Brasília, 21/11/2003 (Agência Brasil - ABr) - A partir de agora pode ser mais fácil a titulação das terras ocupadas pelas Comunidades Remanescentes de Quilombos. No último dia 20, o Dia Nacional da Consciência Negra, o presidente da República, Luiz Inácio Lula da Silva, assinou um decreto que transfere do Ministério da Cultura para o Ministério do Desenvolvimento Agrário a competência relativa à delimitação das terras dos remanescentes das comunidades dos quilombos, bem como a determinação de suas demarcações.
Quando o assunto era da responsabilidade do Instituto Nacional de Colonização e Reforma Agrária (INCRA), entre 1995 e 1999, foram legalizadas as terras referentes a 6 comunidades. Com a transferência desta competência para o Ministério da Cultura, através da Fundação Cultural Palmares (FCP), o processo tornou-se mais ágil, a olhos vistos: de 2001 até o último dia 20, 33 comunidades foram tituladas.
A legislação brasileira que reconhece o direito dos quilombolas é recente e a primeira iniciativa ocorreu na Constituição Federal, em 1988. O artigo 68 do Ato das Disposições Constitucionais Transitórias (ADCT), que assegura às Comunidades Remanescentes de Quilombos o direito ao Título de posse das terras que ocupam. Em 1995, o Instituto Nacional de Colonização e Reforma Agrária (INCRA) determinou, por meio de uma portaria, que as áreas quilombolas fossem demarcadas e tituladas. A portaria institui também a criação do Projeto Especial Quilombola.
A competência para regularizar as terras quilombolas foi delegada ao Ministério da Cultura em outubro de 1999 e, em 2001, foi assinado pelo então presidente Fernando Henrique Cardoso, um decreto que, restringiu a titulação das comunidades remanescentes de Quilombos apenas àquelas que ocupavam as terras no dia 5 de outubro de 1988.
A limitação da data não estava prevista na Constituição e não considera os quilombolas que por algum motivo, foram obrigados a se deslocar de suas terras. Em muitas áreas do território brasileiro há conflitos entre quilombolas e fazendeiros.

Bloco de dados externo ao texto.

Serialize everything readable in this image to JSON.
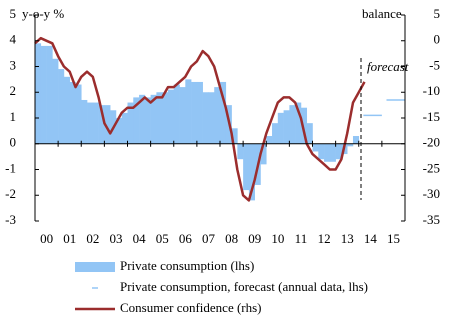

Seria necessário desapropriar as terras e indenizar os proprietários para então conceder a titularidade da terra às Comunidades de Remanescentes de Quilombos.
De acordo com Mário Alexandre dos Santos, 47 anos, o representante dos Negros de Jilú, sua comunidade foi desabrigada por causa da construção da barragem de Itaparica. "Nós vivíamos bem, tínhamos a nossa pesca, que antigamente era feita de acordo com a nossa vontade. Mas agora, além da pesca com a barragem ser mais difícil, ainda tem o Ibama, que, não permite a pesca na época da desova dos peixes", desabafa. Mário Alexandre não se envergonha de dizer que hoje existem quilombolas passando fome e pede atenção aos representantes do governo para as comunidades remanescentes de quilombos.
Em uma parceria entre a Companhia Nacional de Abastecimento (Conab) e a Fundação Cultural Palmares (FCP), mais de mil quilos de alimentos foram comprados para abastecer 15.062 famílias remanescentes de quilombos. As cestas básicas, suficientes para 3 meses de consumo, serão distribuídas na próxima semana pela Companhia Nacional de Abastecimento (Conab). Os negros de Jilú será uma das comunidades atendidas pela ação.
A Comunidade dos Negros de Jilú, que fica na região de Itacuruba (PE), não é uma comunidade titulada ainda, mas Mário Alexandre está lutando pelo reconhecimento das terras. Ele conta que vai se reunir com o Incra no próximo dia 25 e espera receber uma resposta positiva do instituto.
O conceito mais atual para definir o que vem a ser remanescentes de quilombo é aplicado pela Associação Brasileira de Antropologia (ABA): "quilombo é toda comunidade negra rural que agrupe descendentes de escravos vivendo da cultura de subsistência, e onde as manifestações culturais têm forte vínculo com o passado". É a partir dessa classificação que as instituições brasileiras, como a Fundação Cultural Palmares, tentaram legalizar as comunidades negras rurais como comunidades quilombolas.
A Fundação Cultural Palmares é uma entidade pública vinculada ao Ministério da Cultura, e sua missão é "promover a preservação dos valores culturais, sociais e econômicos decorrentes da influência negra na formação da sociedade brasileira". De acordo com o decreto assinado pelo então presidente Fernando Henrique Cardoso, em 2001, cabia à entidade a tarefa de praticar e assinar os atos necessários ao cumprimento do artigo 68 do ADCT.
A Fundação realizou a sistematização das áreas de remanescentes de quilombos, tendo identificado 743 áreas, onde, estima-se, vivem cerca de 2 milhões de brasileiros. Destas áreas, porém, apenas 39 foram reconhecidas e receberam o título definitivo da terra.